Parce que « l’innovation commence toujours par l’élargissement de la perspective », Sébastien Massart, directeur de la stratégie de Dassault Systèmes et ancien conseiller industriel à la Présidence de la République, explique comment l’innovation, et notamment le virtuel, a contribué à la création d’une nouvelle économie. Selon lui, l’industrie, « conséquence du rêve », crée de nouvelles responsabilités, de même qu’une exigence nouvelle quant à nos comportements.
Nouvelles expériences
Nous traversons un moment unique de virtualisation accélérée du monde. Malgré l’évolution très rapide, chaque génération traversant plusieurs ruptures majeures au cours de sa vie, nous ne nous en apercevons pas car nous apprenons à chaque fois très rapidement à vivre dans les nouvelles conditions socio-techniques. Ce qui paraissait précédemment impossible devient instantanément naturel, de telle sorte que même l’imagination rétrospective est un exercice très difficile : comment envisageait-on les déplacements avant le GPS ou les VTC ? Comment prenait-on des photos avant le smartphone ? Comment fonctionnait un carnet d’adresses avant Internet ? Il sera nécessaire, plus tard, de procéder à une histoire des représentations, car elles sont une traduction irréfutable des états mentaux de nos sociétés. Ainsi, dans les peintures de la Renaissance italienne, la naissance de la perspective au XVème siècle a permis et a accompagné l’« invention » de la subjectivité moderne. L’historien de l’art Daniel Arasse montre ainsi comment l’émergence de l’individu, tel qu’on le connaît dans nos sociétés avec sa capacité de jugement et son autonomie d’action, est reflétée dans la structure perspective du tableau, avec ses lignes et ses ombres. Désormais l’observateur, sujet humain, est positionné dans le monde au même niveau que les choses. Derrière cette évolution des représentations, et avec l’intervention concomitante d’une technologie de l’information appelée imprimerie, la société moderne émerge avec des révolutions majeures sur les plans scientifiques, politiques, religieux, sociétaux…

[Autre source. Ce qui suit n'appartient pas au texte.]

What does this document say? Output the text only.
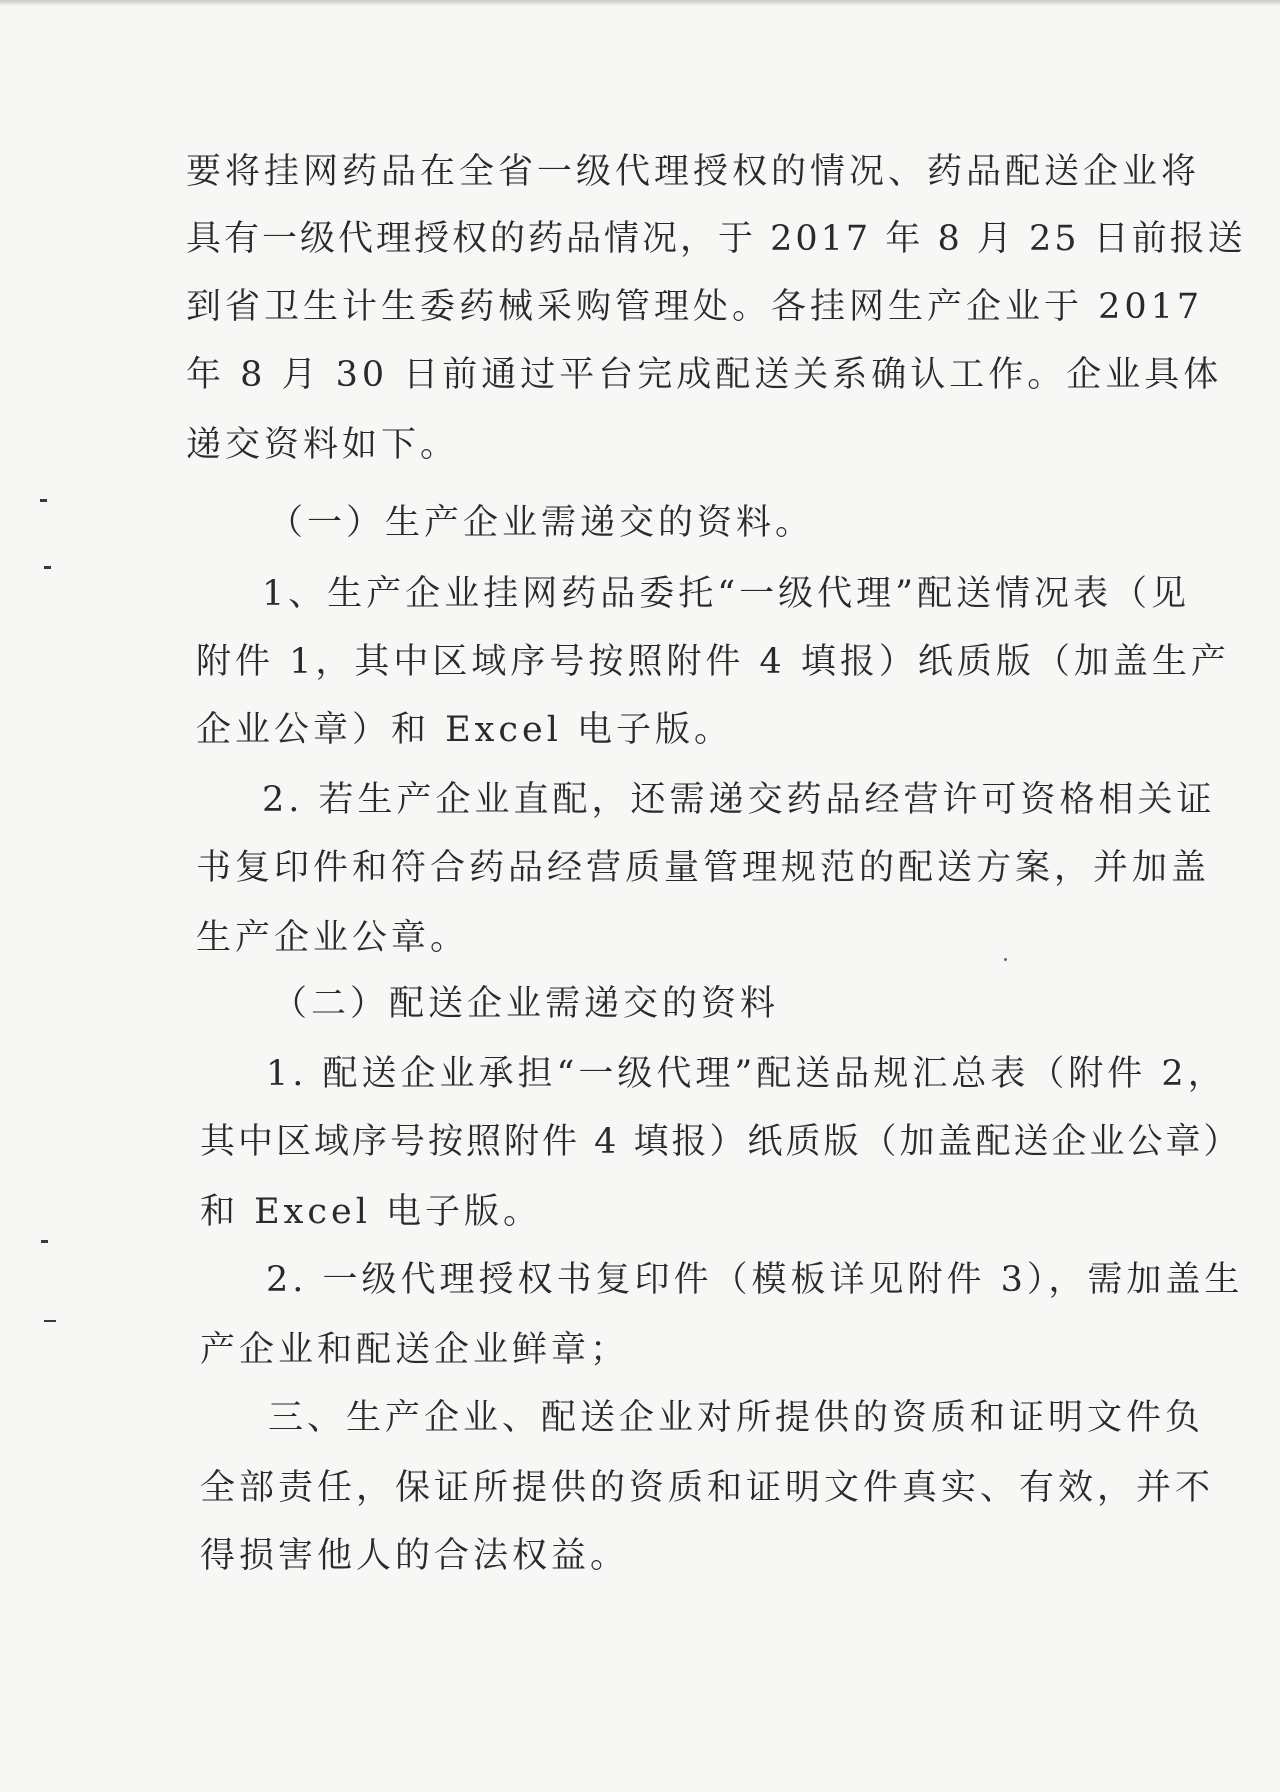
要将挂网药品在全省一级代理授权的情况、药品配送企业将

具有一级代理授权的药品情况，于 2017 年 8 月 25 日前报送

到省卫生计生委药械采购管理处。各挂网生产企业于 2017

年 8 月 30 日前通过平台完成配送关系确认工作。企业具体

递交资料如下。

（一）生产企业需递交的资料。

1、生产企业挂网药品委托“一级代理”配送情况表（见

附件 1，其中区域序号按照附件 4 填报）纸质版（加盖生产

企业公章）和 Excel 电子版。

2. 若生产企业直配，还需递交药品经营许可资格相关证

书复印件和符合药品经营质量管理规范的配送方案，并加盖

生产企业公章。

（二）配送企业需递交的资料

1. 配送企业承担“一级代理”配送品规汇总表（附件 2，

其中区域序号按照附件 4 填报）纸质版（加盖配送企业公章）

和 Excel 电子版。

2. 一级代理授权书复印件（模板详见附件 3），需加盖生

产企业和配送企业鲜章；

三、生产企业、配送企业对所提供的资质和证明文件负

全部责任，保证所提供的资质和证明文件真实、有效，并不

得损害他人的合法权益。
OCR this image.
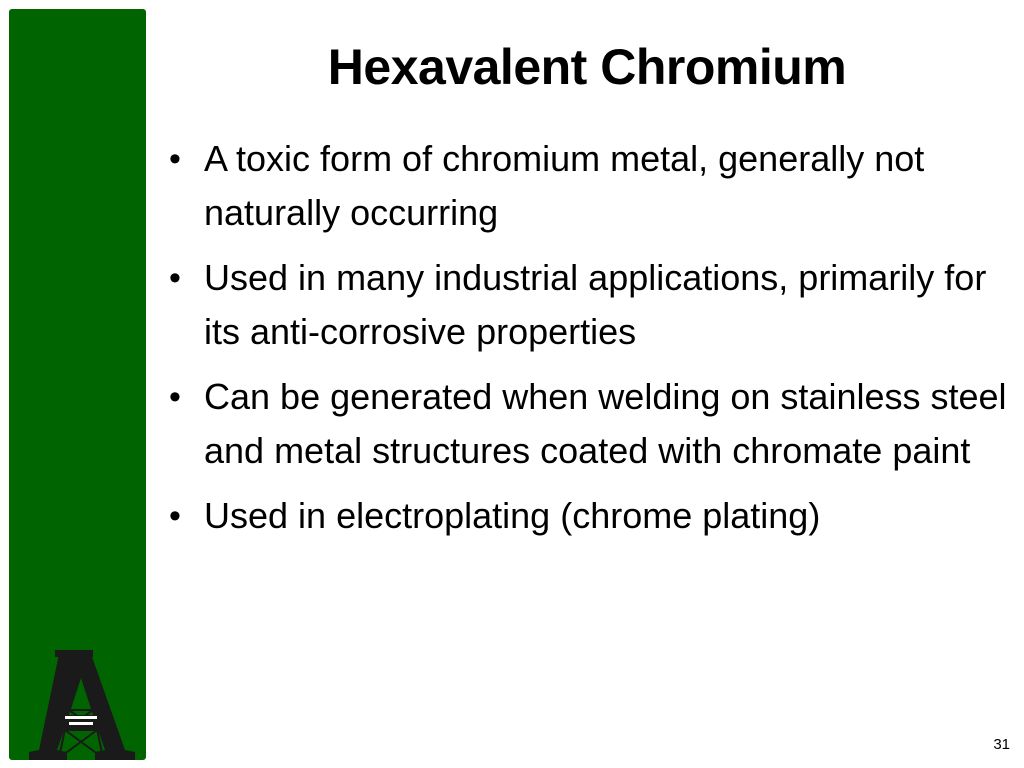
Hexavalent Chromium
• A toxic form of chromium metal, generally not naturally occurring
• Used in many industrial applications, primarily for its anti-corrosive properties
• Can be generated when welding on stainless steel and metal structures coated with chromate paint
• Used in electroplating (chrome plating)
31
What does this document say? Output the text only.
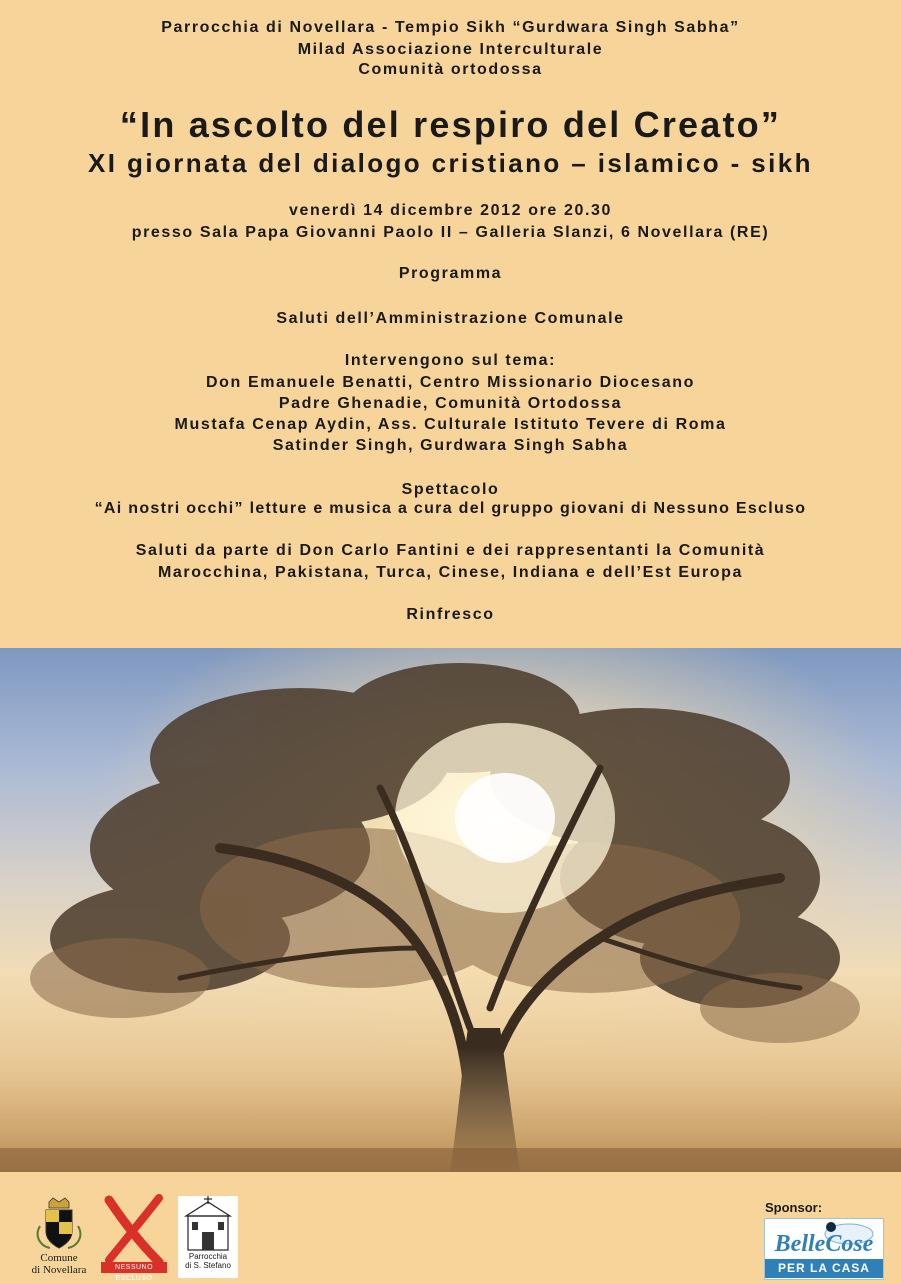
Parrocchia di Novellara - Tempio Sikh “Gurdwara Singh Sabha”
Milad Associazione Interculturale
Comunità ortodossa
“In ascolto del respiro del Creato”
XI giornata del dialogo cristiano – islamico - sikh
venerdì 14 dicembre 2012 ore 20.30
presso Sala Papa Giovanni Paolo II – Galleria Slanzi, 6 Novellara (RE)
Programma
Saluti dell’Amministrazione Comunale
Intervengono sul tema:
Don Emanuele Benatti, Centro Missionario Diocesano
Padre Ghenadie, Comunità Ortodossa
Mustafa Cenap Aydin, Ass. Culturale Istituto Tevere di Roma
Satinder Singh, Gurdwara Singh Sabha
Spettacolo
“Ai nostri occhi” letture e musica a cura del gruppo giovani di Nessuno Escluso
Saluti da parte di Don Carlo Fantini e dei rappresentanti la Comunità
Marocchina, Pakistana, Turca, Cinese, Indiana e dell’Est Europa
Rinfresco
Comune
di Novellara	NESSUNO ESCLUSO
Parrocchia
di S. Stefano
Sponsor:
BelleCose
PER LA CASA
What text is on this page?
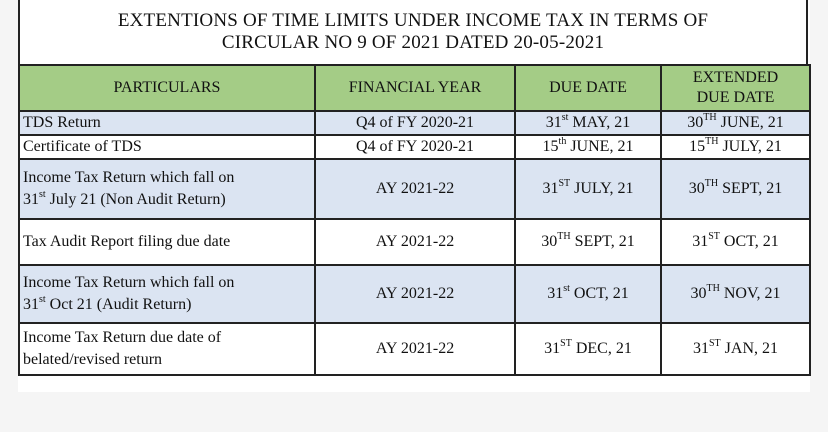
EXTENTIONS OF TIME LIMITS UNDER INCOME TAX IN TERMS OF
CIRCULAR NO 9 OF 2021 DATED 20-05-2021
PARTICULARS	FINANCIAL YEAR	DUE DATE	EXTENDED
DUE DATE

TDS Return	Q4 of FY 2020-21	31st MAY, 21	30TH JUNE, 21
Certificate of TDS	Q4 of FY 2020-21	15th JUNE, 21	15TH JULY, 21

Income Tax Return which fall on
31st July 21 (Non Audit Return)	AY 2021-22	31ST JULY, 21	30TH SEPT, 21
Tax Audit Report filing due date	AY 2021-22	30TH SEPT, 21	31ST OCT, 21

Income Tax Return which fall on
31st Oct 21 (Audit Return)	AY 2021-22	31st OCT, 21	30TH NOV, 21

Income Tax Return due date of
belated/revised return	AY 2021-22	31ST DEC, 21	31ST JAN, 21
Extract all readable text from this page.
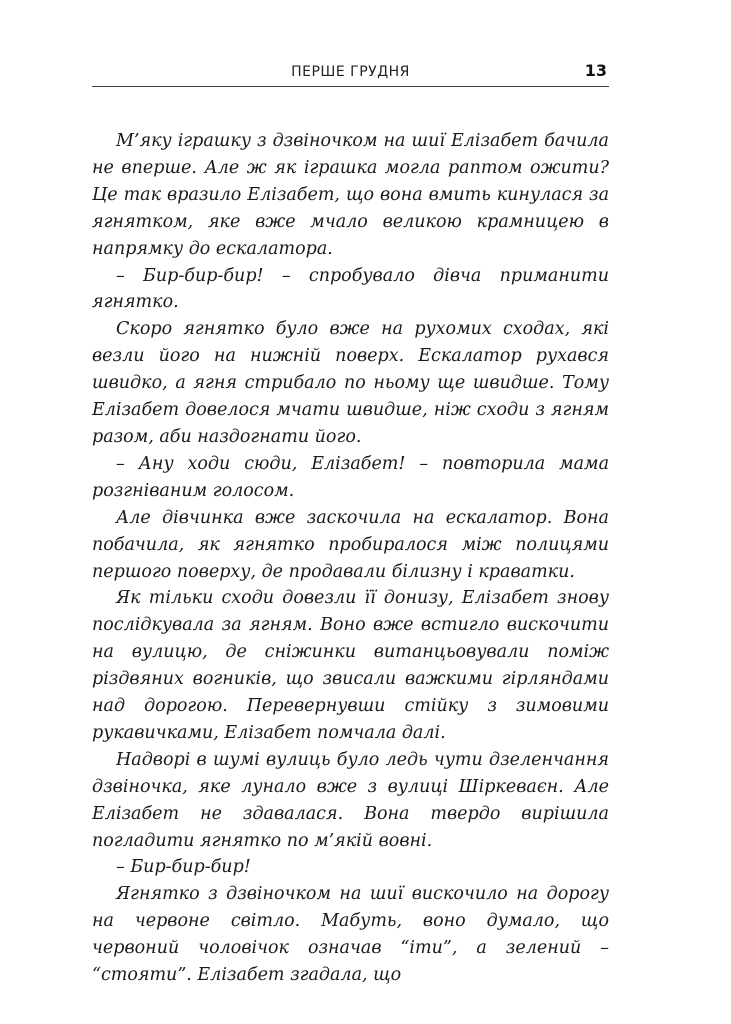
ПЕРШЕ ГРУДНЯ	13

М’яку іграшку з дзвіночком на шиї Елізабет бачила не вперше. Але ж як іграшка могла раптом ожити? Це так вразило Елізабет, що вона вмить кинулася за ягнятком, яке вже мчало великою крамницею в напрямку до ескалатора.

– Бир-бир-бир! – спробувало дівча приманити ягнятко.

Скоро ягнятко було вже на рухомих сходах, які везли його на нижній поверх. Ескалатор рухався швидко, а ягня стрибало по ньому ще швидше. Тому Елізабет довелося мчати швидше, ніж сходи з ягням разом, аби наздогнати його.

– Ану ходи сюди, Елізабет! – повторила мама розгніваним голосом.

Але дівчинка вже заскочила на ескалатор. Вона побачила, як ягнятко пробиралося між полицями першого поверху, де продавали білизну і краватки.

Як тільки сходи довезли її донизу, Елізабет знову послідкувала за ягням. Воно вже встигло вискочити на вулицю, де сніжинки витанцьовували поміж різдвяних вогників, що звисали важкими гірляндами над дорогою. Перевернувши стійку з зимовими рукавичками, Елізабет помчала далі.

Надворі в шумі вулиць було ледь чути дзеленчання дзвіночка, яке лунало вже з вулиці Шіркеваєн. Але Елізабет не здавалася. Вона твердо вирішила погладити ягнятко по м’якій вовні.

– Бир-бир-бир!

Ягнятко з дзвіночком на шиї вискочило на дорогу на червоне світло. Мабуть, воно думало, що червоний чоловічок означав “іти”, а зелений – “стояти”. Елізабет згадала, що
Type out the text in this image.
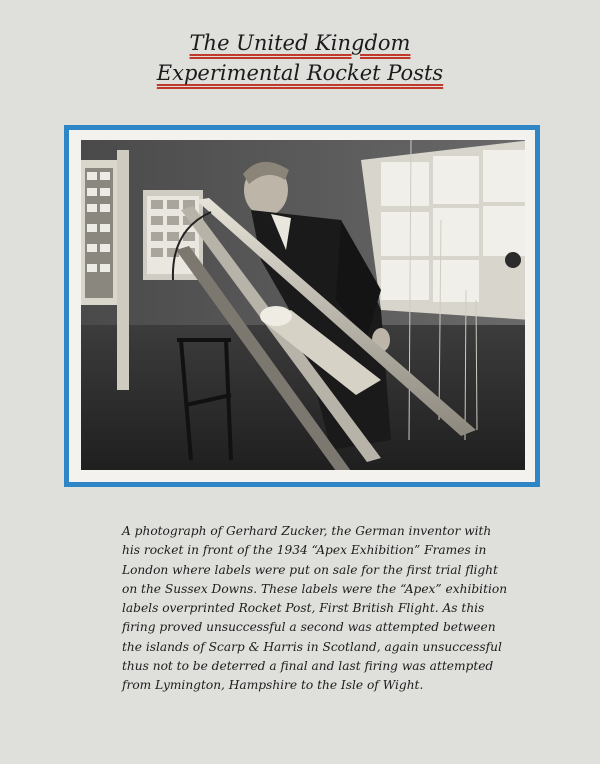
The United Kingdom
Experimental Rocket Posts
A photograph of Gerhard Zucker, the German inventor with
his rocket in front of the 1934 “Apex Exhibition” Frames in
London where labels were put on sale for the first trial flight
on the Sussex Downs. These labels were the “Apex” exhibition
labels overprinted Rocket Post, First British Flight. As this
firing proved unsuccessful a second was attempted between
the islands of Scarp & Harris in Scotland, again unsuccessful
thus not to be deterred a final and last firing was attempted
from Lymington, Hampshire to the Isle of Wight.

Que dire alors de l’époque que nous traversons ? Gutenberg avait multiplié la vitesse de recopie de l’information par un facteur 60 environ. Ce facteur est désormais devenu une exponentielle avec l’économie de la donnée. Sur nos écrans déjà, les cartes et les plans s’effacent au profit d’une représentation plus intime de notre expérience de l’espace. Nos parcours – trajet de A à B – sont linéarisés dans une perspective curviligne qui efface la géographie en adoptant le point de vue de l’acteur. L’espace est tout au mieux présenté comme une arborescence séquencée... et à l’extrême il est réduit à un point intitulé « estimated time of arrival » – négation du territoire parcouru. Les agendas numériques et partagés bouleversent tout autant notre représentation du temps, aplatissant « mon temps » sur « le tien » puisque nous pouvons naviguer les congruences. La navigation dans « Mes Photos » devient un Rubik’s Cube alternant des projections sur les lieux, les événements, la timeline, les profils, les humeurs… Ces nouvelles représentations matérialisent le tournant de l’expérience.
Nouvelle économie
Dans contexte, la valeur du virtuel a dépassé la valeur du réel. Or le thermomètre économique ne capte plus les phénomènes pertinents : la contribution mesurée de Wikipédia au produit intérieur brut (PIB) mondial est limitée à 100 millions de dollars environ, correspondant à son budget annuel, alors que la contribution réelle à l’économie mondiale est supérieure au moins d’un facteur 10.000, à travers la capacité pour l’intégralité des étudiants et des professionnels d’apprendre et d’explorer des savoirs de façon accélérée, pour les chercheurs de connecter et organiser la connaissance, pour les voyageurs d’éclairer la découverte des lieux et des pays…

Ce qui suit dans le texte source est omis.